Neuronal Substrates Required for Synapse Maintenance
Sreeganga Chandra, Program in Cellular Neuroscience, Neurodegeneration and Repair, Department of Neurology, Yale University
Synapses must be maintained throughout life to provide normal brain functions and behavior. Synapse maintenance is not passive, but an essential and actively regulated process in the adult brain. Drugs of abuse have been shown to induce both structural and functional changes in synapses, possibly by altering synapse maintenance pathways. Recently, several molecules important for maintaining synapses have been identified. Cysteine String Protein a (CSPa) and a-synuclein, presynaptic proteins that are widely expressed in the brain, are two such proteins. CSPa is a co-chaperone that assembles with Hsc70 and the tetratricopeptide-repeat protein SGT to form a chaperone complex on synaptic vesicles. Genetic studies in mice have shown that CSPa and a-synuclein cooperate in the maintenance of synapses.

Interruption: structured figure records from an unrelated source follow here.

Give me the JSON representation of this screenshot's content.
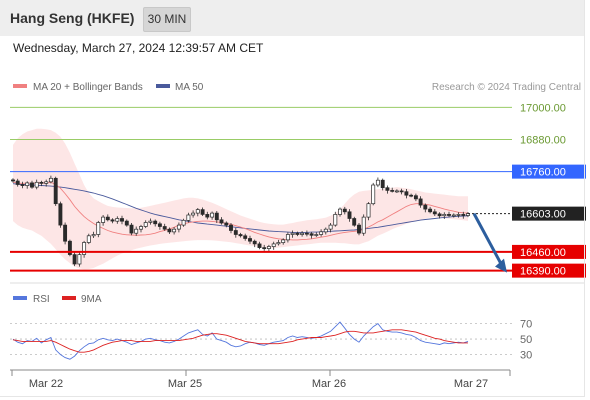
{
  "header": {
    "symbol": "Hang Seng (HKFE)",
    "timeframe": "30 MIN",
    "datetime": "Wednesday, March 27, 2024 12:39:57 AM CET"
  },
  "legend": {
    "ma20_label": "MA 20 + Bollinger Bands",
    "ma50_label": "MA 50",
    "copyright": "Research © 2024 Trading Central",
    "rsi_label": "RSI",
    "ma9_label": "9MA"
  },
  "colors": {
    "ma20": "#f08080",
    "bollinger_fill": "#fde2e2",
    "ma50": "#4a5a9c",
    "support": "#e60000",
    "resistance_green": "#99cc66",
    "pivot_blue": "#3366ff",
    "last_price": "#222222",
    "candles": "#2a2a2a",
    "forecast_arrow": "#2c5e9e",
    "rsi": "#5577dd",
    "rsi_ma9": "#dd2222"
  },
  "chart_data": [
    {
      "type": "candlestick",
      "title": "Hang Seng (HKFE)",
      "timeframe": "30 MIN",
      "x_ticks": [
        "Mar 22",
        "Mar 25",
        "Mar 26",
        "Mar 27"
      ],
      "ylim": [
        16355,
        17065
      ],
      "levels": [
        {
          "value": 17000.0,
          "label": "17000.00",
          "kind": "resistance"
        },
        {
          "value": 16880.0,
          "label": "16880.00",
          "kind": "resistance"
        },
        {
          "value": 16760.0,
          "label": "16760.00",
          "kind": "pivot"
        },
        {
          "value": 16603.0,
          "label": "16603.00",
          "kind": "last"
        },
        {
          "value": 16460.0,
          "label": "16460.00",
          "kind": "support"
        },
        {
          "value": 16390.0,
          "label": "16390.00",
          "kind": "support"
        }
      ],
      "forecast": {
        "from": 16603,
        "to": 16390,
        "direction": "down"
      },
      "close": [
        16725,
        16712,
        16708,
        16718,
        16702,
        16720,
        16716,
        16722,
        16735,
        16640,
        16560,
        16500,
        16450,
        16415,
        16450,
        16495,
        16520,
        16525,
        16570,
        16590,
        16580,
        16575,
        16585,
        16575,
        16560,
        16530,
        16545,
        16555,
        16570,
        16575,
        16565,
        16555,
        16545,
        16535,
        16545,
        16560,
        16578,
        16598,
        16605,
        16618,
        16600,
        16590,
        16605,
        16580,
        16568,
        16560,
        16540,
        16525,
        16520,
        16510,
        16500,
        16490,
        16476,
        16472,
        16480,
        16490,
        16495,
        16505,
        16525,
        16530,
        16525,
        16530,
        16528,
        16522,
        16525,
        16535,
        16545,
        16560,
        16600,
        16620,
        16610,
        16585,
        16560,
        16530,
        16590,
        16640,
        16710,
        16728,
        16700,
        16690,
        16688,
        16688,
        16685,
        16672,
        16670,
        16658,
        16635,
        16620,
        16610,
        16602,
        16595,
        16600,
        16596,
        16598,
        16600,
        16596,
        16603
      ],
      "ma20": [
        16720,
        16718,
        16716,
        16718,
        16716,
        16718,
        16717,
        16718,
        16720,
        16712,
        16698,
        16678,
        16655,
        16630,
        16610,
        16592,
        16578,
        16566,
        16556,
        16548,
        16540,
        16534,
        16530,
        16526,
        16524,
        16523,
        16522,
        16523,
        16524,
        16526,
        16530,
        16536,
        16540,
        16546,
        16552,
        16560,
        16565,
        16569,
        16572,
        16574,
        16575,
        16575,
        16574,
        16572,
        16570,
        16567,
        16563,
        16558,
        16553,
        16547,
        16540,
        16533,
        16527,
        16521,
        16516,
        16512,
        16509,
        16507,
        16506,
        16505,
        16505,
        16506,
        16507,
        16509,
        16512,
        16515,
        16518,
        16522,
        16526,
        16530,
        16533,
        16535,
        16537,
        16539,
        16545,
        16553,
        16562,
        16572,
        16580,
        16590,
        16600,
        16610,
        16620,
        16630,
        16637,
        16640,
        16640,
        16638,
        16635,
        16630,
        16625,
        16620,
        16616,
        16612,
        16608,
        16606,
        16605
      ],
      "bollinger_upper": [
        16860,
        16885,
        16900,
        16910,
        16915,
        16920,
        16920,
        16918,
        16915,
        16905,
        16890,
        16865,
        16830,
        16790,
        16750,
        16710,
        16680,
        16660,
        16650,
        16640,
        16632,
        16628,
        16626,
        16625,
        16624,
        16623,
        16623,
        16625,
        16628,
        16632,
        16636,
        16640,
        16644,
        16648,
        16652,
        16656,
        16660,
        16662,
        16662,
        16660,
        16656,
        16650,
        16644,
        16636,
        16628,
        16620,
        16612,
        16604,
        16596,
        16590,
        16584,
        16578,
        16572,
        16568,
        16565,
        16563,
        16562,
        16562,
        16565,
        16568,
        16572,
        16575,
        16578,
        16580,
        16582,
        16585,
        16588,
        16595,
        16605,
        16620,
        16640,
        16660,
        16675,
        16685,
        16688,
        16690,
        16692,
        16694,
        16696,
        16698,
        16700,
        16702,
        16700,
        16698,
        16694,
        16690,
        16686,
        16682,
        16680,
        16678,
        16676,
        16674,
        16672,
        16670,
        16668,
        16668,
        16668
      ],
      "bollinger_lower": [
        16575,
        16560,
        16550,
        16545,
        16540,
        16530,
        16520,
        16505,
        16490,
        16470,
        16450,
        16432,
        16418,
        16405,
        16398,
        16395,
        16396,
        16400,
        16408,
        16416,
        16426,
        16436,
        16446,
        16454,
        16460,
        16466,
        16472,
        16476,
        16480,
        16484,
        16487,
        16490,
        16492,
        16494,
        16496,
        16498,
        16500,
        16502,
        16503,
        16504,
        16504,
        16504,
        16503,
        16502,
        16500,
        16498,
        16496,
        16493,
        16490,
        16487,
        16484,
        16481,
        16478,
        16476,
        16474,
        16474,
        16476,
        16478,
        16480,
        16482,
        16484,
        16486,
        16488,
        16490,
        16492,
        16494,
        16494,
        16494,
        16494,
        16493,
        16492,
        16490,
        16488,
        16488,
        16494,
        16500,
        16510,
        16520,
        16528,
        16536,
        16545,
        16552,
        16558,
        16565,
        16570,
        16575,
        16580,
        16584,
        16588,
        16590,
        16588,
        16586,
        16584,
        16582,
        16580,
        16578,
        16576
      ],
      "ma50": [
        16715,
        16713,
        16712,
        16711,
        16710,
        16709,
        16708,
        16707,
        16706,
        16704,
        16702,
        16700,
        16697,
        16694,
        16691,
        16688,
        16684,
        16680,
        16675,
        16670,
        16664,
        16658,
        16651,
        16644,
        16637,
        16630,
        16623,
        16617,
        16611,
        16605,
        16600,
        16596,
        16592,
        16588,
        16584,
        16580,
        16577,
        16574,
        16571,
        16568,
        16566,
        16564,
        16562,
        16560,
        16558,
        16556,
        16554,
        16552,
        16550,
        16548,
        16546,
        16544,
        16542,
        16540,
        16538,
        16537,
        16536,
        16535,
        16534,
        16533,
        16533,
        16533,
        16533,
        16534,
        16534,
        16535,
        16536,
        16537,
        16538,
        16539,
        16540,
        16541,
        16542,
        16544,
        16546,
        16548,
        16550,
        16552,
        16555,
        16558,
        16561,
        16564,
        16567,
        16570,
        16573,
        16576,
        16579,
        16581,
        16583,
        16585,
        16587,
        16589,
        16590,
        16592,
        16593,
        16594,
        16595
      ]
    },
    {
      "type": "line",
      "title": "RSI",
      "ylim": [
        10,
        85
      ],
      "y_ticks": [
        70,
        50,
        30
      ],
      "series": [
        {
          "name": "RSI",
          "values": [
            50,
            46,
            44,
            48,
            47,
            51,
            45,
            49,
            52,
            36,
            30,
            26,
            24,
            28,
            35,
            40,
            44,
            45,
            49,
            51,
            49,
            48,
            50,
            48,
            46,
            43,
            45,
            47,
            50,
            51,
            49,
            48,
            46,
            45,
            47,
            50,
            54,
            58,
            60,
            62,
            56,
            54,
            58,
            50,
            48,
            46,
            42,
            40,
            41,
            44,
            46,
            45,
            43,
            42,
            44,
            46,
            47,
            48,
            52,
            54,
            52,
            53,
            52,
            51,
            52,
            54,
            57,
            60,
            66,
            72,
            64,
            56,
            50,
            46,
            54,
            60,
            66,
            70,
            62,
            60,
            59,
            59,
            58,
            56,
            55,
            52,
            48,
            46,
            45,
            44,
            43,
            45,
            44,
            45,
            46,
            45,
            47
          ]
        },
        {
          "name": "9MA",
          "values": [
            49,
            48,
            47,
            47,
            47,
            47,
            47,
            47,
            48,
            46,
            43,
            40,
            37,
            35,
            33,
            33,
            34,
            36,
            39,
            42,
            44,
            46,
            47,
            48,
            48,
            48,
            47,
            47,
            47,
            47,
            48,
            48,
            48,
            48,
            48,
            48,
            49,
            50,
            51,
            53,
            55,
            56,
            57,
            57,
            56,
            55,
            53,
            51,
            49,
            47,
            46,
            45,
            44,
            44,
            44,
            44,
            44,
            45,
            46,
            47,
            49,
            50,
            51,
            52,
            52,
            52,
            53,
            54,
            55,
            57,
            59,
            60,
            60,
            59,
            58,
            58,
            58,
            59,
            60,
            61,
            62,
            62,
            62,
            61,
            60,
            59,
            57,
            55,
            53,
            51,
            50,
            48,
            47,
            46,
            45,
            45,
            45
          ]
        }
      ]
    }
  ]
}
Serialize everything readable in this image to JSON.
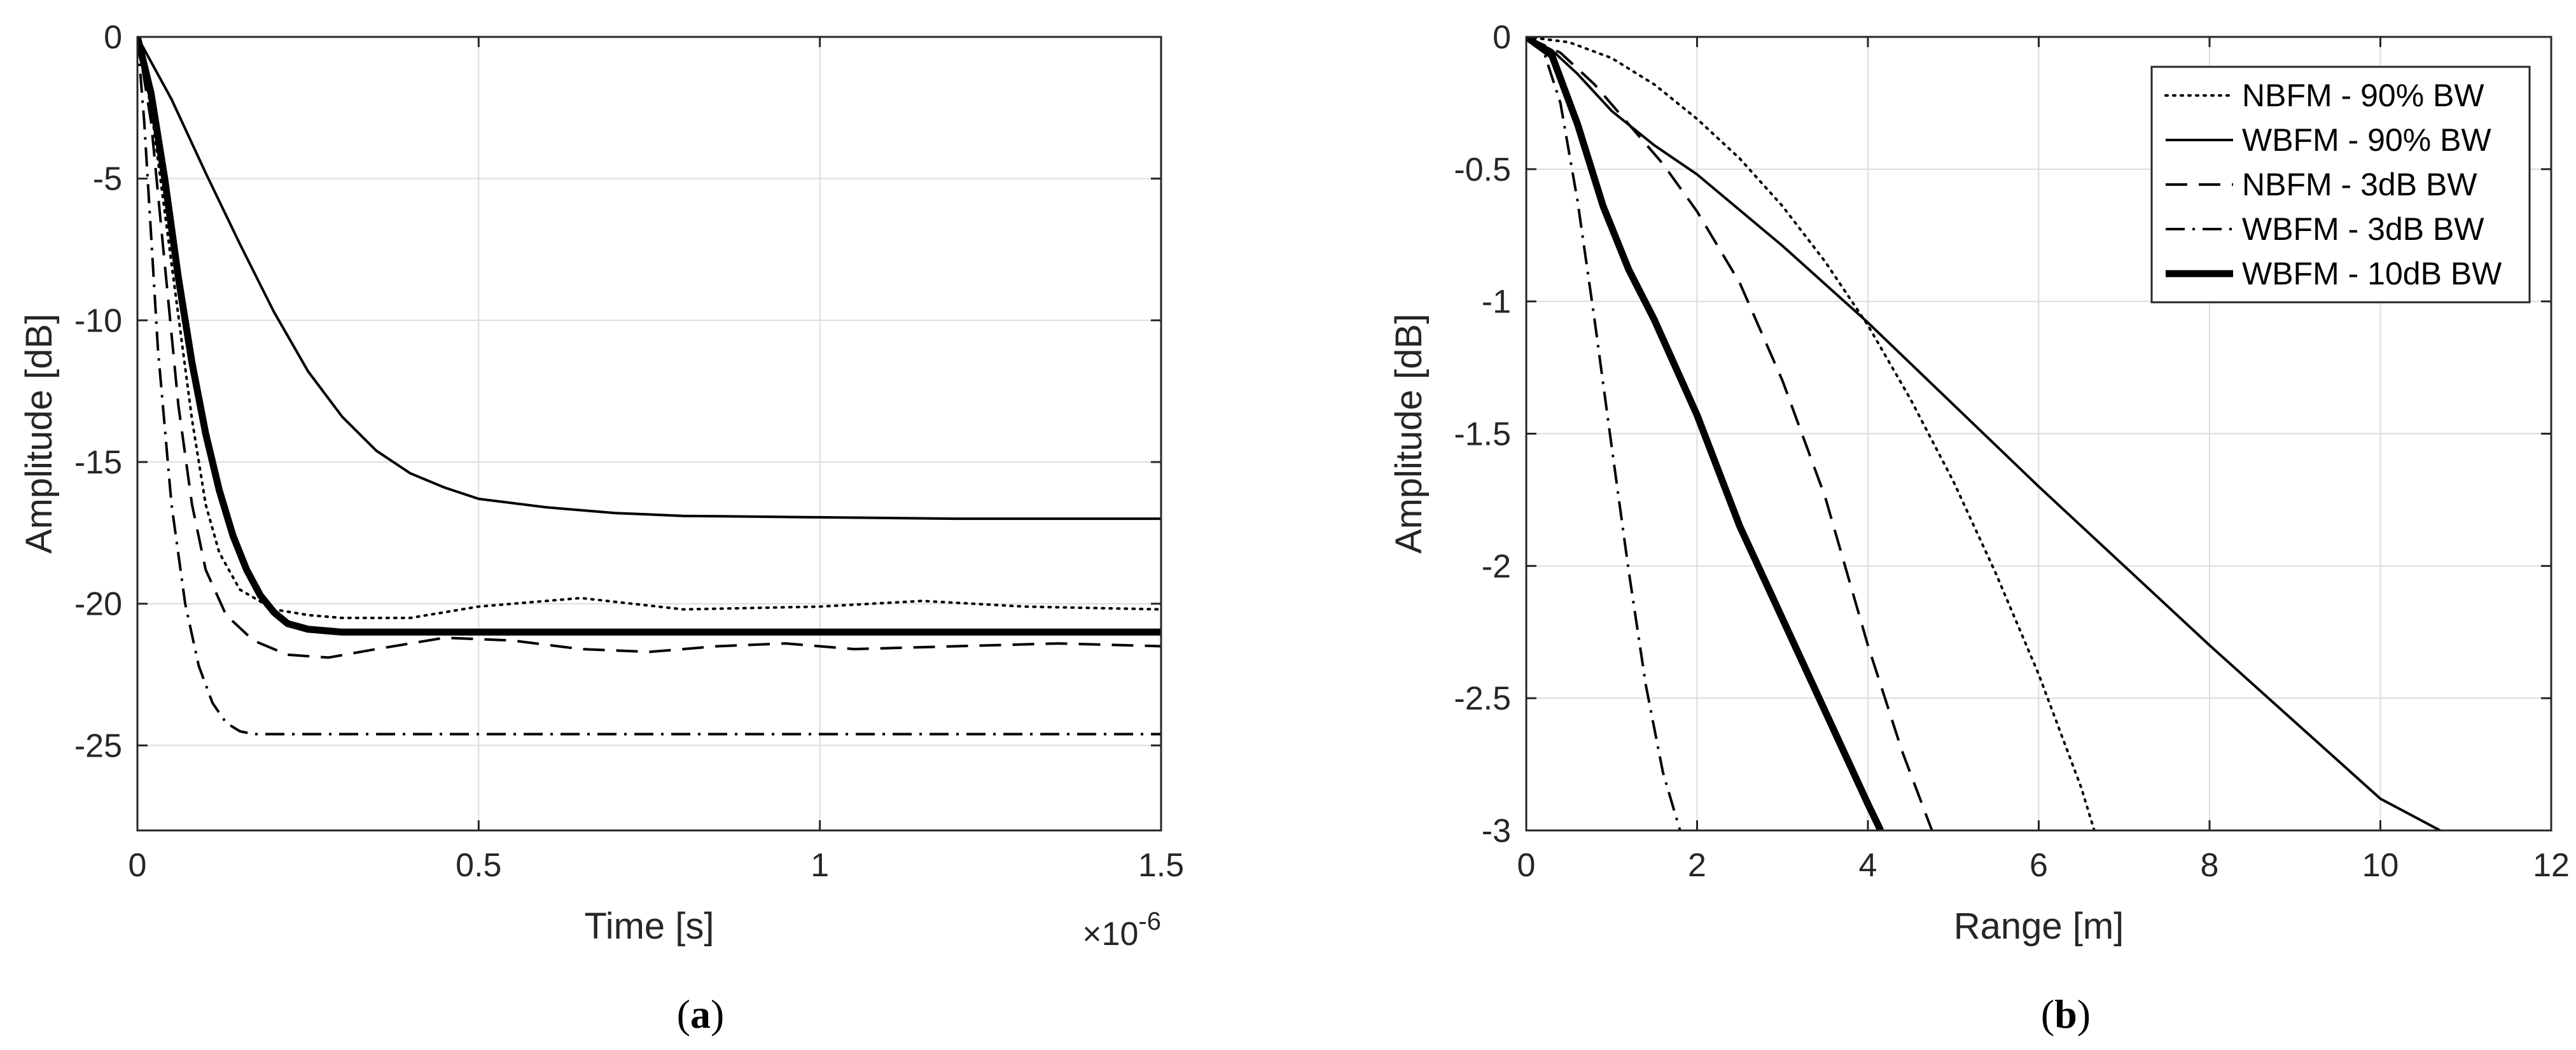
{
  "chart_data": [
    {
      "panel": "(a)",
      "caption_letter": "a",
      "type": "line",
      "xlabel": "Time [s]",
      "ylabel": "Amplitude [dB]",
      "x_exponent_label": "×10",
      "x_exponent_power": "-6",
      "xlim": [
        0,
        1.5
      ],
      "ylim": [
        -28,
        0
      ],
      "xticks": [
        0,
        0.5,
        1,
        1.5
      ],
      "xtick_labels": [
        "0",
        "0.5",
        "1",
        "1.5"
      ],
      "yticks": [
        0,
        -5,
        -10,
        -15,
        -20,
        -25
      ],
      "ytick_labels": [
        "0",
        "-5",
        "-10",
        "-15",
        "-20",
        "-25"
      ],
      "grid": true,
      "legend": "none",
      "series": [
        {
          "style": "dotted",
          "x": [
            0,
            0.02,
            0.05,
            0.08,
            0.1,
            0.12,
            0.15,
            0.2,
            0.25,
            0.3,
            0.4,
            0.5,
            0.65,
            0.8,
            1.0,
            1.15,
            1.3,
            1.5
          ],
          "y": [
            0,
            -2.5,
            -8,
            -13.5,
            -16.5,
            -18.2,
            -19.5,
            -20.2,
            -20.4,
            -20.5,
            -20.5,
            -20.1,
            -19.8,
            -20.2,
            -20.1,
            -19.9,
            -20.1,
            -20.2
          ]
        },
        {
          "style": "solid",
          "x": [
            0,
            0.05,
            0.1,
            0.15,
            0.2,
            0.25,
            0.3,
            0.35,
            0.4,
            0.45,
            0.5,
            0.6,
            0.7,
            0.8,
            1.0,
            1.2,
            1.5
          ],
          "y": [
            0,
            -2.2,
            -4.8,
            -7.3,
            -9.7,
            -11.8,
            -13.4,
            -14.6,
            -15.4,
            -15.9,
            -16.3,
            -16.6,
            -16.8,
            -16.9,
            -16.95,
            -17,
            -17
          ]
        },
        {
          "style": "dashed",
          "x": [
            0,
            0.02,
            0.04,
            0.06,
            0.08,
            0.1,
            0.13,
            0.17,
            0.22,
            0.28,
            0.35,
            0.45,
            0.55,
            0.65,
            0.75,
            0.85,
            0.95,
            1.05,
            1.2,
            1.35,
            1.5
          ],
          "y": [
            0,
            -3,
            -8,
            -13,
            -16.5,
            -18.8,
            -20.4,
            -21.3,
            -21.8,
            -21.9,
            -21.6,
            -21.2,
            -21.3,
            -21.6,
            -21.7,
            -21.5,
            -21.4,
            -21.6,
            -21.5,
            -21.4,
            -21.5
          ]
        },
        {
          "style": "dashdot",
          "x": [
            0,
            0.01,
            0.02,
            0.03,
            0.05,
            0.07,
            0.09,
            0.11,
            0.13,
            0.15,
            0.17,
            0.2,
            0.3,
            0.5,
            0.8,
            1.0,
            1.5
          ],
          "y": [
            0,
            -3,
            -7,
            -11,
            -16.5,
            -20,
            -22.2,
            -23.5,
            -24.2,
            -24.5,
            -24.6,
            -24.6,
            -24.6,
            -24.6,
            -24.6,
            -24.6,
            -24.6
          ]
        },
        {
          "style": "thick",
          "x": [
            0,
            0.02,
            0.04,
            0.06,
            0.08,
            0.1,
            0.12,
            0.14,
            0.16,
            0.18,
            0.2,
            0.22,
            0.25,
            0.3,
            0.4,
            0.5,
            0.8,
            1.0,
            1.5
          ],
          "y": [
            0,
            -2,
            -5,
            -8.5,
            -11.5,
            -14,
            -16,
            -17.6,
            -18.8,
            -19.7,
            -20.3,
            -20.7,
            -20.9,
            -21,
            -21,
            -21,
            -21,
            -21,
            -21
          ]
        }
      ]
    },
    {
      "panel": "(b)",
      "caption_letter": "b",
      "type": "line",
      "xlabel": "Range [m]",
      "ylabel": "Amplitude [dB]",
      "xlim": [
        0,
        12
      ],
      "ylim": [
        -3,
        0
      ],
      "xticks": [
        0,
        2,
        4,
        6,
        8,
        10,
        12
      ],
      "xtick_labels": [
        "0",
        "2",
        "4",
        "6",
        "8",
        "10",
        "12"
      ],
      "yticks": [
        0,
        -0.5,
        -1,
        -1.5,
        -2,
        -2.5,
        -3
      ],
      "ytick_labels": [
        "0",
        "-0.5",
        "-1",
        "-1.5",
        "-2",
        "-2.5",
        "-3"
      ],
      "grid": true,
      "legend": "top-right",
      "series": [
        {
          "name": "NBFM - 90% BW",
          "style": "dotted",
          "x": [
            0,
            0.5,
            1,
            1.5,
            2,
            2.5,
            3,
            3.5,
            4,
            4.5,
            5,
            5.5,
            6,
            6.5,
            6.65
          ],
          "y": [
            0,
            -0.02,
            -0.08,
            -0.18,
            -0.31,
            -0.46,
            -0.64,
            -0.85,
            -1.09,
            -1.37,
            -1.68,
            -2.03,
            -2.41,
            -2.84,
            -3.0
          ]
        },
        {
          "name": "WBFM - 90% BW",
          "style": "solid",
          "x": [
            0,
            0.3,
            0.6,
            1,
            1.5,
            2,
            3,
            4,
            5,
            6,
            7,
            8,
            9,
            10,
            10.7
          ],
          "y": [
            0,
            -0.05,
            -0.14,
            -0.28,
            -0.41,
            -0.52,
            -0.79,
            -1.08,
            -1.39,
            -1.7,
            -2.0,
            -2.3,
            -2.59,
            -2.88,
            -3.0
          ]
        },
        {
          "name": "NBFM - 3dB BW",
          "style": "dashed",
          "x": [
            0,
            0.4,
            0.8,
            1.2,
            1.6,
            2,
            2.5,
            3,
            3.5,
            4,
            4.4,
            4.75
          ],
          "y": [
            0,
            -0.06,
            -0.18,
            -0.33,
            -0.48,
            -0.66,
            -0.93,
            -1.3,
            -1.74,
            -2.3,
            -2.7,
            -3.0
          ]
        },
        {
          "name": "WBFM - 3dB BW",
          "style": "dashdot",
          "x": [
            0,
            0.2,
            0.4,
            0.6,
            0.8,
            1.0,
            1.2,
            1.4,
            1.6,
            1.8
          ],
          "y": [
            0,
            -0.05,
            -0.25,
            -0.62,
            -1.07,
            -1.55,
            -2.02,
            -2.45,
            -2.78,
            -3.0
          ]
        },
        {
          "name": "WBFM - 10dB BW",
          "style": "thick",
          "x": [
            0,
            0.3,
            0.6,
            0.9,
            1.2,
            1.5,
            2,
            2.5,
            3,
            3.5,
            4,
            4.15
          ],
          "y": [
            0,
            -0.07,
            -0.33,
            -0.64,
            -0.88,
            -1.07,
            -1.43,
            -1.85,
            -2.2,
            -2.55,
            -2.9,
            -3.0
          ]
        }
      ]
    }
  ]
}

Our long term goals are to define the pathways involved in synapse maintenance and to determine how they are altered in neurological disorders or upon addiction. In this proposal, we seek to identify the substrates of the CSPa chaperone complex by a proteomic comparison of synaptic fractions derived from wild type and CSPa knockout brains. We have opted to use proteomic approaches as the low affinity of the CSPa chaperone complex precludes conventional biochemical purifications. For this purpose, we will employ DIGE in concert with MALDI-MS/MS as well as iTRAQ. We will also identify those substrates that are restored by overexpression of a-synuclein using similar methods. Validated substrates will be tested in dissociated cultures for their roles in synapse maintenance and synaptic plasticity.
The diverse proteomic methodology and expertise of the NIDA Neuroproteomic Center will greatly aid us in addressing our specific aims. Through the planned experiments, we expect to identify key proteins that participate in synapse maintenance. This is a first and necessary step to understand the mechanisms underlying synapse maintenance and their contribution to alterations in neural circuits upon drug use.